O.o I think I got it this time and I really like it. This is gold. Attach most AppStates at launch and enable/disable them when needed, with one specific AppState per GameMode (usually).

I use toneGodGUI so can totally have one AppState for all the “home” menus, one generic AppStates for lobby, one for eventual intermediate screen and one for results. I’ll focus later on on adding the possibility to change options while “racing”.

Okidoki, one entity per missile so it can have components describing it’s attributes. Makes sense.

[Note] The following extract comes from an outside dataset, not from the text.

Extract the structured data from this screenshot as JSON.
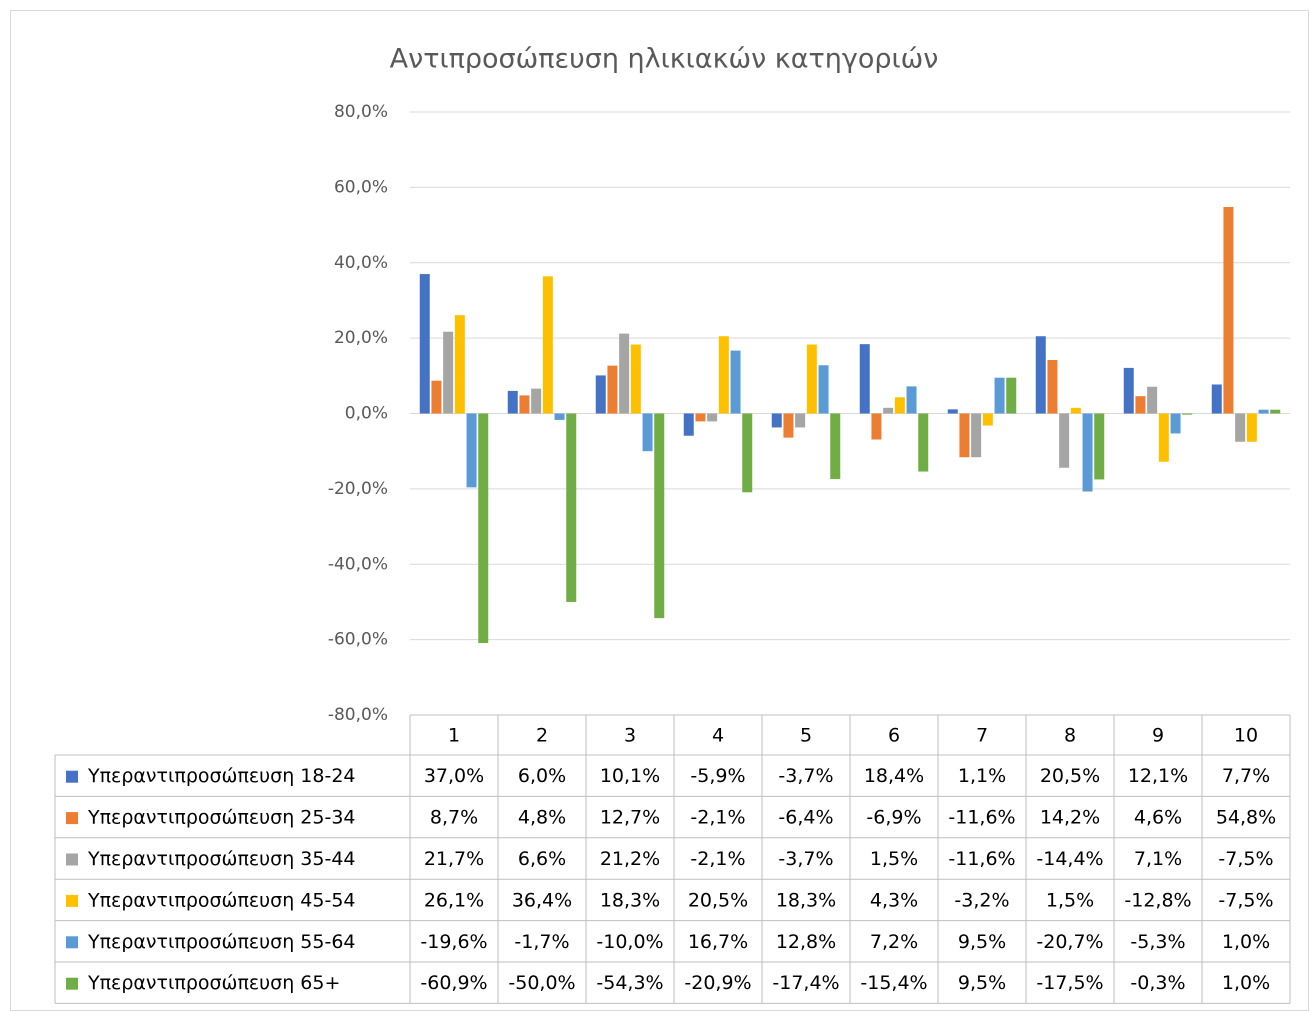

I’m gonna check MonkeyTrap for how to do the services and see if I wanna retry ES.


@ - atomix:

A lot of what you wrote in your last post doesn’t really tick in my head, but I think some of the concepts will align while I check the monkeyTrap example. I’m bad at immediately understanding such stuff, but better at keeping it around in my head before it starts meaning something haha.

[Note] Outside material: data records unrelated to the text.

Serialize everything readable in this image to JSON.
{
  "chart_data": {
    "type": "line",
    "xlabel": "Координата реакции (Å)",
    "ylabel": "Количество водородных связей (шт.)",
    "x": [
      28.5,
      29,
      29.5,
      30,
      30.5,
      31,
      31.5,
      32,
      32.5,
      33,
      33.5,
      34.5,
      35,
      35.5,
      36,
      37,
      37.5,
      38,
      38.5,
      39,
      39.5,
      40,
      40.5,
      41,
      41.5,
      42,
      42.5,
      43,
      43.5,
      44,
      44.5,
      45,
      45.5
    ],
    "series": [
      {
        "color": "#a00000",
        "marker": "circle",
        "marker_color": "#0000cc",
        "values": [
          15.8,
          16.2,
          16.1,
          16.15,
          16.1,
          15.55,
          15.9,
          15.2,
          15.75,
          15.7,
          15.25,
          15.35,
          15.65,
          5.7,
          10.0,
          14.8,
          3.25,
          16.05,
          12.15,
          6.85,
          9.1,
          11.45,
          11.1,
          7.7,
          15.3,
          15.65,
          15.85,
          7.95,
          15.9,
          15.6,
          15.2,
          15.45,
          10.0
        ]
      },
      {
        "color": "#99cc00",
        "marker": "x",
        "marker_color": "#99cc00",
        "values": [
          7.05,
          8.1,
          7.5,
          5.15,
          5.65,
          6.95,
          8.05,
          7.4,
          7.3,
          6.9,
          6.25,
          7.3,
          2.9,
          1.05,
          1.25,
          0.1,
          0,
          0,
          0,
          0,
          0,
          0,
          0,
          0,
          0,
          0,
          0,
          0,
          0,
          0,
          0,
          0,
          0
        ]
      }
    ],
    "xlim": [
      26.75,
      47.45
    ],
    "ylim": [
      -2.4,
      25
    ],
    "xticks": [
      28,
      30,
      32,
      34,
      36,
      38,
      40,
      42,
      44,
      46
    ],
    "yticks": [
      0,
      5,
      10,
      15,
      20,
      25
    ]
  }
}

Is Zay-es net adapted to a speed race game? Or is it more adapted to stuff that are less needy in terms of very quick reactions?
I really like what I see in MonkeyTrap… learning a lot by reading it’s code… I’m just totally unable to evaluate how responsive the system is.

@loopies said: Is Zay-es net adapted to a speed race game? Or is it more adapted to stuff that are less needy in terms of very quick reactions? I really like what I see in MonkeyTrap... learning a lot by reading it's code... I'm just totally unable to evaluate how responsive the system is.

Zay-ES net can handle normal stuff but for ‘twitch’ style games you will need something else UDP based. (You can still use spidermonkey).

How many cars/objects do you have to track? For just a few, you may be able to just get away with packing their position+orientation together into a UPD message and blasting it out to the clients. The full topic is much more complicated, though… you need to buffer results, either interpolate or extrapolate, etc… Just like in the Valve articles I link all the time.

Sometime this month I’m going to try to package up my UDP-based networking stuff as an open source lib… but I’m not sure when. This is also primarily an exercise for cleaning up the new networking code for Mythruna so I can’t even promise that the ‘open sourcing’ part gets done this month.